Pas de grand objectif de vie, mais à court terme, l’objectif principal est de réussir mon école. Pour l’instant, j’aime beaucoup les cours qui y sont dispensés, ça me motive encore plus à travailler et à tout donner en école. Et surtout, libéré de la prépa, la vie s’offre à nous ! J’ai pour projet de courir le marathon de Paris 2023, et j’ai enfin le temps pour essayer de bien progresser aux échecs !

Et comme la grande majorité des étudiants en école d’ingénieur, il est encore difficile de savoir ce qu’on veut faire plus tard. Mais ça touchera à l’informatique, ça c’est sûr !

Comment est la vie étudiante à l’ENSIIE ?

On est une petite promo à l’ENSIIE (environ 150), donc assez rapidement, on finit par connaître tout le monde de près ou de loin. De fait, l’ambiance à l’école est alors très sympathique et familiale. Et comme dans toutes les écoles, il y a beaucoup d’associations, et tu peux globalement faire tout ce que tu veux dans l’école (avec par exemple, par pur hasard, un excellent club d’échecs !).

De plus, les deux semaines d’intégration étaient vraiment incroyables ! Et ce qui fait peut-être l’originalité de l’école, c’est que chaque mois, il y a une NJV (Nuit du Jeu Vidéo) au sein de l’école. Une LAN sur un jeu choisi auparavant est organisée, il y a des compets d’échecs, un tournoi Smash, des dégustations du club œnologie, et plein d’autres choses !

Un conseil pour ceux qui voudraient intégrer ton école ?

Pas vraiment de conseil précis pour intégrer mon école, mais ce qui est sûr, c’est que l’ENSIIE n’est pas une école généraliste : il faut vraiment aimer les maths, et surtout l’informatique pour venir ici ! Sinon, les cours vont vite vous paraître longs 🙂

Le principal, c’est de s’accrocher en prépa. J’ai vécu des moments vraiment difficiles, et j’étais loin d’être un cas isolé dans la classe ou en prépa en général. Tout le monde passe par ses moments là, à plus ou moins grande échelle. Donc surtout, le conseil ultime pour s’accrocher, c’est de garder un rythme de sommeil correct, quitte à se forcer une heure de coucher.

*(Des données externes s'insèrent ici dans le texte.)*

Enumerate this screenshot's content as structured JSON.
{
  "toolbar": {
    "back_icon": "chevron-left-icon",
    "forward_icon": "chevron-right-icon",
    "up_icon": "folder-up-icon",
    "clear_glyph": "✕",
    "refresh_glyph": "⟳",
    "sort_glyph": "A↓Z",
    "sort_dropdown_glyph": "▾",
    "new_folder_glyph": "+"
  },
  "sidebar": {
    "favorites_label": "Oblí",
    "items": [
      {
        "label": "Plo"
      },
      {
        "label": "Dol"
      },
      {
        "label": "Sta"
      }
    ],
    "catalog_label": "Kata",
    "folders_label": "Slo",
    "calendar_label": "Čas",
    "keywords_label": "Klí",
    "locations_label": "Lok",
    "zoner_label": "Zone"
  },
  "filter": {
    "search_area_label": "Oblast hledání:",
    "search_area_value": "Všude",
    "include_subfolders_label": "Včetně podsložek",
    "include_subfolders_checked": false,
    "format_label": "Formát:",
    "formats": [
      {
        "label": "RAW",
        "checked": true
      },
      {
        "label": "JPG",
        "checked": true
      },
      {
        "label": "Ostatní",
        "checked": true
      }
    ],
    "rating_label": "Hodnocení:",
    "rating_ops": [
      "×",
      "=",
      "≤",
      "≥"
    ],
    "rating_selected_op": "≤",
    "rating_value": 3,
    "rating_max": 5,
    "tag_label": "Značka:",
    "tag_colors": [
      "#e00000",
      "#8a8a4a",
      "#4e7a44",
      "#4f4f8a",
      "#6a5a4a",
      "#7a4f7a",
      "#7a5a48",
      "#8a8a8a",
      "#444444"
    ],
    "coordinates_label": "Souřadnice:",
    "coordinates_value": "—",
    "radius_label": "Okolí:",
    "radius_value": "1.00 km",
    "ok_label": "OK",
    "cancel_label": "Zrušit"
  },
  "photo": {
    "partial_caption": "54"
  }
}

Et pour finir, je trouve qu’un superbe conseil qu’on ne répète jamais assez, c’est de choisir une école en fonction de ce qu’on aime vraiment, de ce qui nous fait réellement vibrer, au lieu de se brider uniquement par un des nombreux “classement des écoles d’ingénieurs”.

Veux-tu rajouter quelque chose ? 

Outre mon sommeil, mon principal regret sur ces 3 années en prépa est d’avoir accepté d’aller en classe étoilée. J’y avais très peu ma place, et je m’en suis rendu trop tard en 3/2. Est-ce que j’aurais mieux réussi dans une classe non-étoilée ? Je n’en sais rien dans le fond, mais je pense sincèrement que oui.

Mais la prépa reste tout de même dans mon esprit de belles années, malgré certains passages un peu (voire très) déprimants. J’ai rencontré des amis vraiment incroyables, une fille fantastique, et je me souviendrais de cours d’une très grande qualité et de profs hyper investis.

Et comme mot de fin, si vous lisez ceci et que vous êtes en prépa à la recherche d’un TIPE, n’hésitez pas à vous inspirer du mien, c’est cadeau !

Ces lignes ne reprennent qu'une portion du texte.